Bedsd Lodge Vruddemb3, Je Boudle
Dear Madrigal1
I was pleased to get my old Hen’s letter. I thought I should never hear from her again.
A good many things seem to have happened since you left, but nothing of much importance.
It’s pretty dull down here without a Hen to chat to. Muv & Farve have been so depressed since you left, it’s made them look quite ill.
The cruise would have been so good for Muv but it’s rather natural she doesn’t want to go any more.2 She said all the fun would have gone without you & I think she meant it. I do hope you have enough to eat & everything. I envy you the coffee you must get there.
Do write & give an exact description of Esmond. It’s so fascinating to think of my old Hen in love that I must hear everything about him.
The hunting all the winter has been fun, & now I am training a horse.
The Grand National was marvellous, but Derek’s3 horse got knocked over by a loose horse which was disappointing. Lord Berners4 had a horse in for the first time in his life & the Mad Boy5 said to us before the race ‘If it falls at the first fence Gerald will be broken hearted’. And it did! Wasn’t it awful. But luckily he is very short-sighted & he thinks it was the second fence so all is OK.
Well dear, do write & if you want anything in the way of clothes just write to your Hen & she’ll get them for her Hen. Or anything else in fact.
Do write often to Blor. It would cheer her up. She has gone to Hastings for a week as I’m going to Castle Howard next week.
Much love from Scott Wallace
Dear Henri Heine,
Thanks for your letter, I did like getting it. I expect you are at Castle Howard now. If so will you ask George1 what was in his Greetings ’Gram that Nancy brought out with her among my letters? I opened it & saw some message about Dolly2 but I didn’t really take it in as I was so busy reading all the other letters, & now it’s lost. Anyway tell him that jokes about Dolly are rather ‘vieux jeu’ [old hat] now, & give him my love!
Well here’s a description of Esmond which you ask for. He has got blue eyes & beige hair about the colour of mine and he talks rather like Michael Farrer3 only with a slight cockney pronunciation – for instance he says riowd instead of rood for rude. Also he can do awfully good imitations of people like Winston Churchill4 & he talks French so well you’d take him for a Frenchman, because once a Frenchman said to him ‘vous êtes Alsacien, Monsieur?’ which proves it. (He is frightfully good at languages altogether & has already learnt enough Spanish to talk in quite easily, but your poor old Hen can hardly speak a word.) I expect you know most about his doings such as scramming from Wellington etc from seeing it in the papers so won’t bother to tell you. Didn’t you guess slightly what your old Hen was up to in London the week before I left, for instance when I hurriedly rang off when you came into the room one day & you asked me why I did & I was cross?

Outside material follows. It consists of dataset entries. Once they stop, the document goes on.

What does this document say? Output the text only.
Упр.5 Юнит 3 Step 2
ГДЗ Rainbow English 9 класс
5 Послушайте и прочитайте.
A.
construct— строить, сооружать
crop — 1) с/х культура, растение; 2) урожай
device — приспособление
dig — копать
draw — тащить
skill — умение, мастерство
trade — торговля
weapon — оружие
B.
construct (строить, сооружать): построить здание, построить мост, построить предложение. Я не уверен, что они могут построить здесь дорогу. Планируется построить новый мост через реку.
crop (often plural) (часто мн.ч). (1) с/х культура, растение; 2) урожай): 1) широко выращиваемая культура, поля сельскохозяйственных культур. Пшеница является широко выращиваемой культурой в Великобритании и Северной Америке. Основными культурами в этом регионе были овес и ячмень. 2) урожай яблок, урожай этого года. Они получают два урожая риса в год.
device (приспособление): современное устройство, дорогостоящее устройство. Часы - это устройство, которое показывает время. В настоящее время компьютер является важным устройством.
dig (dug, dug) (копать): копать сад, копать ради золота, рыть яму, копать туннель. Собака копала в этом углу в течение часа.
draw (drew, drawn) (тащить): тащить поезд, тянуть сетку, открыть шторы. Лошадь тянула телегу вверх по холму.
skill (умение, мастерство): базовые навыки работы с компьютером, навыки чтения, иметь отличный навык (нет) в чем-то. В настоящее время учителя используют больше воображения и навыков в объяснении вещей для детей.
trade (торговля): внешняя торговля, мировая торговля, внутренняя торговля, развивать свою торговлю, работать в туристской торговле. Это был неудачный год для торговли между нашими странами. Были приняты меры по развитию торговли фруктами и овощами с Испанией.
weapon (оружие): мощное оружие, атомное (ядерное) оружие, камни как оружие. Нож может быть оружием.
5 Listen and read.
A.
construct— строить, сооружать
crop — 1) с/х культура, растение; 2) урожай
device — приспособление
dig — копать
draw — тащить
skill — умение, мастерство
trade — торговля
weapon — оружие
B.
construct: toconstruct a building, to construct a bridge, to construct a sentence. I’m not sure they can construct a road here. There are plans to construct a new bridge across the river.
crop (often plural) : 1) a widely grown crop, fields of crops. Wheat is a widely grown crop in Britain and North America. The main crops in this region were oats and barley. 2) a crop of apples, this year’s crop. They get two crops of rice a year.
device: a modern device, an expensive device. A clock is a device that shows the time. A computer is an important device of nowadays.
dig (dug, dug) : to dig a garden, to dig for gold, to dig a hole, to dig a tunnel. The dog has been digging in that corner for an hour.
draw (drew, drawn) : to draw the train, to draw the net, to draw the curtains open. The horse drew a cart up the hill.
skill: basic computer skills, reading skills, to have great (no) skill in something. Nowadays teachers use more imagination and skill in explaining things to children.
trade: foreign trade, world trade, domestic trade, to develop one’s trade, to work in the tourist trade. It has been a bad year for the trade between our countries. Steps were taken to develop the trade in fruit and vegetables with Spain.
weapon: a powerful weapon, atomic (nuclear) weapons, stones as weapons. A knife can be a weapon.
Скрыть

Now dear about my clothes; it’s very cheery & Hen-like of you to say you’ll get them for me etc in fact you are the only one to have made a nice suggestion like that. I’ll tell you what though; you know my Worth satin dress that’s been dyed purple? Well I don’t suppose I shall need a dress like that for ages by which time it’ll be out of fashion; so I wonder if you could very kindly try & sell it for me? Being Worth & just newly cleaned & dyed it might fetch quite a lot. I suggest you should take it to Fine Feathers or somewhere & try & get about three to five pounds for it. It would really be most Beery of you if you could dear & I would be grateful. I don’t actually need any of my other clothes at present but when the hot weather comes I’ll write to you for them.